Boss battles are rewarding fun.


As you may have gathered by now, Metal Tales: Overkill is a fun but fairly basic arcade shooter. The lack of any real innovation would normally be a letdown but in this case, the game is a vehicle for something else that I think is really important. What makes Metal Tales: Overkill stand out as something worth backing is the music. All the tracks featured in this title are from real metal bands; none of which are known to the majority of us. You’ll be able to hear these tunes being played in the background as you go, (obviously,) but cleverly and crucially in my opinion they can all be heard separately in the game’s extras.

Each band has its own bio and the song attached. I see supporting those artists that aren’t necessarily new but are very unknown as massively important. The fact that you can learn about them and maybe follow someone different that you would have never come across otherwise is absolutely brilliant and I genuinely wish we could see this in more games. These people need all the help they can get. By playing Metal Tales you’re supporting these artists and when you look at it like this the game doesn’t need to be breaking records as the next big thing because it’s serving another purpose. As a final note, I don’t think this is a record label milking gamers for money, there are far easier ways to do that, I genuinely believe it’s for the bands.
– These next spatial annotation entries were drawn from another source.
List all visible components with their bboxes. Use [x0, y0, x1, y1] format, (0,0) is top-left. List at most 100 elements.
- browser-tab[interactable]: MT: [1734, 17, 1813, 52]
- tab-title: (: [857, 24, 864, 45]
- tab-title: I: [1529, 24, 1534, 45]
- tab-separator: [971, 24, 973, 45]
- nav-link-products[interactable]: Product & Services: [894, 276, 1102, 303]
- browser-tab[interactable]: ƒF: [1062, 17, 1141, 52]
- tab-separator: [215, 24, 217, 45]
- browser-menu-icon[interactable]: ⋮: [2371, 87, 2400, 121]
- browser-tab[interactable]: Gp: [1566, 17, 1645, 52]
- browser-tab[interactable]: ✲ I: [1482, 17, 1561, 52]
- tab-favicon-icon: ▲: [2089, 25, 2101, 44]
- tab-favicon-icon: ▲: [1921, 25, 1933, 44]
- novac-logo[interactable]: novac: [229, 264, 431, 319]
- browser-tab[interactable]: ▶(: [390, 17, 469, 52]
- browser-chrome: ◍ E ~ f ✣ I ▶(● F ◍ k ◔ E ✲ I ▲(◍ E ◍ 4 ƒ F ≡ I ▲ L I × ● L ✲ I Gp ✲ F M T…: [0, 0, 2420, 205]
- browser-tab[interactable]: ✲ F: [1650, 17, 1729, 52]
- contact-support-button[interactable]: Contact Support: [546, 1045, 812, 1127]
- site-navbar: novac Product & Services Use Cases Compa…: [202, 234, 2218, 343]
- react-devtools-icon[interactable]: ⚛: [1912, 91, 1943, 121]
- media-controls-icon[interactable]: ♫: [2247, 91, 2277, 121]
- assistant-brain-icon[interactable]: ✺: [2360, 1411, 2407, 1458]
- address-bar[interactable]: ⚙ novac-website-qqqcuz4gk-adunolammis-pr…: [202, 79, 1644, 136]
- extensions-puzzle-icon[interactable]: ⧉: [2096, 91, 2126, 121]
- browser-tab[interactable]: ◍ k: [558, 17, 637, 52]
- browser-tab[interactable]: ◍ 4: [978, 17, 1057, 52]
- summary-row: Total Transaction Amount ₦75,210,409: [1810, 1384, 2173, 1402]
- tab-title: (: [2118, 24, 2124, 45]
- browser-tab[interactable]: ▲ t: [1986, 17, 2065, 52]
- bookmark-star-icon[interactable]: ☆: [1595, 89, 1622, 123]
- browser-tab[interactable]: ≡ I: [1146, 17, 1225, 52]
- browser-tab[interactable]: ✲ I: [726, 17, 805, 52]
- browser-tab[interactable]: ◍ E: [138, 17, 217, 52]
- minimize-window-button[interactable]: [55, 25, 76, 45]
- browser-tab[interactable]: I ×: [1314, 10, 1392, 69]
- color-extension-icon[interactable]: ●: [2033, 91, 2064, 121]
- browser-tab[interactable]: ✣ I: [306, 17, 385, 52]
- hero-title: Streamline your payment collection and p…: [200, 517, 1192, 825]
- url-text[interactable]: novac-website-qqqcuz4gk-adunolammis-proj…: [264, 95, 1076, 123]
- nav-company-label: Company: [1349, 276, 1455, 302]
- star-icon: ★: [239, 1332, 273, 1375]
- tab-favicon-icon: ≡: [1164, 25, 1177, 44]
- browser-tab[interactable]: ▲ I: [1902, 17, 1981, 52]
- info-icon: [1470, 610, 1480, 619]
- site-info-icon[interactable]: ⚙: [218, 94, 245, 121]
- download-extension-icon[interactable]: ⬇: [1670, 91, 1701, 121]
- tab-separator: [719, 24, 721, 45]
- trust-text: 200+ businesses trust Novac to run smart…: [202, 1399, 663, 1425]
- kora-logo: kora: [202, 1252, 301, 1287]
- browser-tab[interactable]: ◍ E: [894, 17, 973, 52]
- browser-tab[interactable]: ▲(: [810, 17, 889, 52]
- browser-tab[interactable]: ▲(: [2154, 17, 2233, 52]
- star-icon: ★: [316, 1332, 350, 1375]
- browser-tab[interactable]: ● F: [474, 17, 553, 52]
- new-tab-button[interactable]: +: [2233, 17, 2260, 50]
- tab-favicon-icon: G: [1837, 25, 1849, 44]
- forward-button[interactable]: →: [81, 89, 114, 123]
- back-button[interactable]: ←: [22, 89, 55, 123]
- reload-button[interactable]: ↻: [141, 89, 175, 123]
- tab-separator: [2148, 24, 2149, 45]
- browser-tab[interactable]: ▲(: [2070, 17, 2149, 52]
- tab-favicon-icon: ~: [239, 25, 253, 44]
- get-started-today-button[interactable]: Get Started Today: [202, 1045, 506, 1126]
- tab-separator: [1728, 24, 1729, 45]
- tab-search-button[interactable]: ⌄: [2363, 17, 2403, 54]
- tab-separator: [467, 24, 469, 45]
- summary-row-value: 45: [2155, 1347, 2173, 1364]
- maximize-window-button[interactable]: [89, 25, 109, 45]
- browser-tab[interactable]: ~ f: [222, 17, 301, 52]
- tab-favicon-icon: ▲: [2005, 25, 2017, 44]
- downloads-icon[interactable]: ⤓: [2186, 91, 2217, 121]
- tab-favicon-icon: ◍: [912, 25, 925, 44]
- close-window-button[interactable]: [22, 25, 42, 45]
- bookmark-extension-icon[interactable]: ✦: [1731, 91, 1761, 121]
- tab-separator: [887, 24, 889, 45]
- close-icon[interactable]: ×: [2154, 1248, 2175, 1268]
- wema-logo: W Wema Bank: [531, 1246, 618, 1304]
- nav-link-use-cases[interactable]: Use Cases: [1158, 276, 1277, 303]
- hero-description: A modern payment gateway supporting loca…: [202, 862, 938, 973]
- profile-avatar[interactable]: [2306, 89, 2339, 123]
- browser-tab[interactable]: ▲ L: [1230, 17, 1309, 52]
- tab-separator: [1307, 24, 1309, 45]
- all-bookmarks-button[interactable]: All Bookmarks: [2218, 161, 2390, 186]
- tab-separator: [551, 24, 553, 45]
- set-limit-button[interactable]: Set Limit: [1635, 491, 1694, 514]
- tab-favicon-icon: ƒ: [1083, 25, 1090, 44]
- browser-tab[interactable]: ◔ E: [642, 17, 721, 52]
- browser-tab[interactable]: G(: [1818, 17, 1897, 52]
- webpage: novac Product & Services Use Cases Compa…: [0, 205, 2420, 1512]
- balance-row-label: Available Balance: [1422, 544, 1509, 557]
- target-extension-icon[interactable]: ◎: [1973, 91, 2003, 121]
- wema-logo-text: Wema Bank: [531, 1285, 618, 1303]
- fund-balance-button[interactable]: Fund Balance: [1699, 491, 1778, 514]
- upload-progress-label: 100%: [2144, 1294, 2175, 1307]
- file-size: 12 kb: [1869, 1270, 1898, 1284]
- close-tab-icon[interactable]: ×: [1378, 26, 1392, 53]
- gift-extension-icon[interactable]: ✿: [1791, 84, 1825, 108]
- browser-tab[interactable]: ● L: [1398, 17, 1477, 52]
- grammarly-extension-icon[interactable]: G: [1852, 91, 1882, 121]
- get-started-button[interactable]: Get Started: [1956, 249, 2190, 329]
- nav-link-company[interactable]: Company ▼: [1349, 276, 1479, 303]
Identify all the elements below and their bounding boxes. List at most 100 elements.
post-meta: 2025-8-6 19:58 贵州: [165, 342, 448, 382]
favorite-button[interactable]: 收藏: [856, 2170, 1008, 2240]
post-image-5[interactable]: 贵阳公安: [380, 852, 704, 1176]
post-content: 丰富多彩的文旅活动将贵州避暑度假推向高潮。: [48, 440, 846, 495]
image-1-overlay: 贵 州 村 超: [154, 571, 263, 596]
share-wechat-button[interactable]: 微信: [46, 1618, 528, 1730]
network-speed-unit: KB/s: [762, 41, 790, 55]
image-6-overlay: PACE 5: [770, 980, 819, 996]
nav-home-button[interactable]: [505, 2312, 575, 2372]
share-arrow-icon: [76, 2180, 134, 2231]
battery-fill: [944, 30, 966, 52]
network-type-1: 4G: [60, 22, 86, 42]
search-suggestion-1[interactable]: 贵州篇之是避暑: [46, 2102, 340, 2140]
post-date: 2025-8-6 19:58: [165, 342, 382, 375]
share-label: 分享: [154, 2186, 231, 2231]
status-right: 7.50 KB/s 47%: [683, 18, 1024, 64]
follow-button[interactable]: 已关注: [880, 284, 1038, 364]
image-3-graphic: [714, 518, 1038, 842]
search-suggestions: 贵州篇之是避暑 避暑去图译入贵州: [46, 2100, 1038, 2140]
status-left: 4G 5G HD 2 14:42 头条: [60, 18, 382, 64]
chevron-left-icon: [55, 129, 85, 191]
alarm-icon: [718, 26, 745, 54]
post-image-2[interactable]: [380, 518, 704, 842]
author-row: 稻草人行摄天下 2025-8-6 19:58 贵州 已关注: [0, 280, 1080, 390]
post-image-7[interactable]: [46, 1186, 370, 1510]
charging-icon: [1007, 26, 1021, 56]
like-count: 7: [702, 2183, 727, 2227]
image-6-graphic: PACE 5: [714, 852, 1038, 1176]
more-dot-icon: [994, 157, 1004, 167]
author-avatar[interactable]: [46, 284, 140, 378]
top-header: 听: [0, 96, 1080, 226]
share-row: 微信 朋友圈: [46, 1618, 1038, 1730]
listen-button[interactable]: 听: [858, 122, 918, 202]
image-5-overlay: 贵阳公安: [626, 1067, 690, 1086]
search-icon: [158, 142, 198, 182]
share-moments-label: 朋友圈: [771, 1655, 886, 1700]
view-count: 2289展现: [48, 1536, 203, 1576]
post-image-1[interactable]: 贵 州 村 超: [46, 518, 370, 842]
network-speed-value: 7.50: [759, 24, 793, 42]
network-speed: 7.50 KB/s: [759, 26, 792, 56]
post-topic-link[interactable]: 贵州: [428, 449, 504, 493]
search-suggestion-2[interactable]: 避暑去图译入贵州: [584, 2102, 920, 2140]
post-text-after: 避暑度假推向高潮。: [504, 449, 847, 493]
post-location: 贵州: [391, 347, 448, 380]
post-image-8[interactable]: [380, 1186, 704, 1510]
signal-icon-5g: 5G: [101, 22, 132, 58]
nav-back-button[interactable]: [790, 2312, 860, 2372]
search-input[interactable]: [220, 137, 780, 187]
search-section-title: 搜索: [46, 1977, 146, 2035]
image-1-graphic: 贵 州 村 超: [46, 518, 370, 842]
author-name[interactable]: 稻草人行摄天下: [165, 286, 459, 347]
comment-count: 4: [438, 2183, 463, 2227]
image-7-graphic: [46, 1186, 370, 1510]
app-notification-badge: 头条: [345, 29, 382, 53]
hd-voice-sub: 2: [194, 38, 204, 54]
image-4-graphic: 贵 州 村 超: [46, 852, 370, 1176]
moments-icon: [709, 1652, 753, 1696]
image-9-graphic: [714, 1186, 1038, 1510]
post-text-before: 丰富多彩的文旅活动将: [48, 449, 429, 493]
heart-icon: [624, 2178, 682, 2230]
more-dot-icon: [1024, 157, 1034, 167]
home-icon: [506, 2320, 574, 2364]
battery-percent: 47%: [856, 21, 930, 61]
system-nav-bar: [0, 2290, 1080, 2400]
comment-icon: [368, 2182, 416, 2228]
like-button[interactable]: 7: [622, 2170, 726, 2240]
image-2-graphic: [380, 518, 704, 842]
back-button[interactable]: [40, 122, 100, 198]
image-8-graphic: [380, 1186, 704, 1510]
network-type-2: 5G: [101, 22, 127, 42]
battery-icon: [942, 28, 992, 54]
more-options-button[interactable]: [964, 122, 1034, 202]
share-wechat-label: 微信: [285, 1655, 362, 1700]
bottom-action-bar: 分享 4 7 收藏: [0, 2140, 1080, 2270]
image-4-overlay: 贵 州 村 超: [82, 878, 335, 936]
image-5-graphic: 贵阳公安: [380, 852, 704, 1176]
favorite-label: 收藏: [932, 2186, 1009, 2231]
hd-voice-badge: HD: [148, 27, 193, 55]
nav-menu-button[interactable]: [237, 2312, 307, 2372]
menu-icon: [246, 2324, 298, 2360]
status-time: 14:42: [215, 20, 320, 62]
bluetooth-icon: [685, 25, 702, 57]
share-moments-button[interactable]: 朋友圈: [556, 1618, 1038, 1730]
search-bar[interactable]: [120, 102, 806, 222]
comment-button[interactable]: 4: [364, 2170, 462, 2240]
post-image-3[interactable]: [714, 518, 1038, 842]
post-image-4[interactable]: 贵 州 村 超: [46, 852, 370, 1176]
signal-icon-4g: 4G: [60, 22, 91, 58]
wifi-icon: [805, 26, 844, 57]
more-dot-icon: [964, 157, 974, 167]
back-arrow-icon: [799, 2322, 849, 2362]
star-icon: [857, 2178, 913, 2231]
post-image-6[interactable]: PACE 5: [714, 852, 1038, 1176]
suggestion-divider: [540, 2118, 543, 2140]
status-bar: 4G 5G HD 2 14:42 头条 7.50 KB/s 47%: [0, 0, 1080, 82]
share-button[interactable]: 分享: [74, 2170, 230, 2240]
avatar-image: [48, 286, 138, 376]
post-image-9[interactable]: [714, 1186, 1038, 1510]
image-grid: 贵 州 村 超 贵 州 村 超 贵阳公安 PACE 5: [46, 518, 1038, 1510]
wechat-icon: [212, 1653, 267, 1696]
So what you have with Metal Tales: Overkill is a slightly above-average roguelike that’s helping a very important cause. If you just want a good action game and don’t care about the music then this isn’t really the one for you. Go out and buy something like The Binding Of Isaac, you’ll have a lot more fun. If on the other hand you just want a fun game with a killer soundtrack that’s giving some really great bands a way to get seen give it a go. If you have no interest in the rock and metal genres you probably won’t enjoy this but that should be fairly self-explanatory as the whole game is built on this premise. Personally, I love that it’s a champion for music and I’m having quite a lot of fun with it. It’s not going to win any awards but it’s a great way of killing some time and having a bit of fun in the process.


Keeping it metal!
  • 6/10
    Look and feel - 6/10
  • 6/10
    Challenge - 6/10
  • 7/10
    Replayability - 7/10
  • 9/10
    Music - 9/10

A pretty solid gig!

Metal Tales: Overkill isn’t anything special on its own. There are roguelikes out there that are doing a lot more with the genre and are far more innovative. If you’re a fan looking for your next big fix you’ll probably not find anything to write home about here. This being said this is a game that champions music and is full of genuine spirit. If you’re a metal fan and believe, (as most of us do,) in giving some musicians a bit of limelight then this is a very good call for your collection.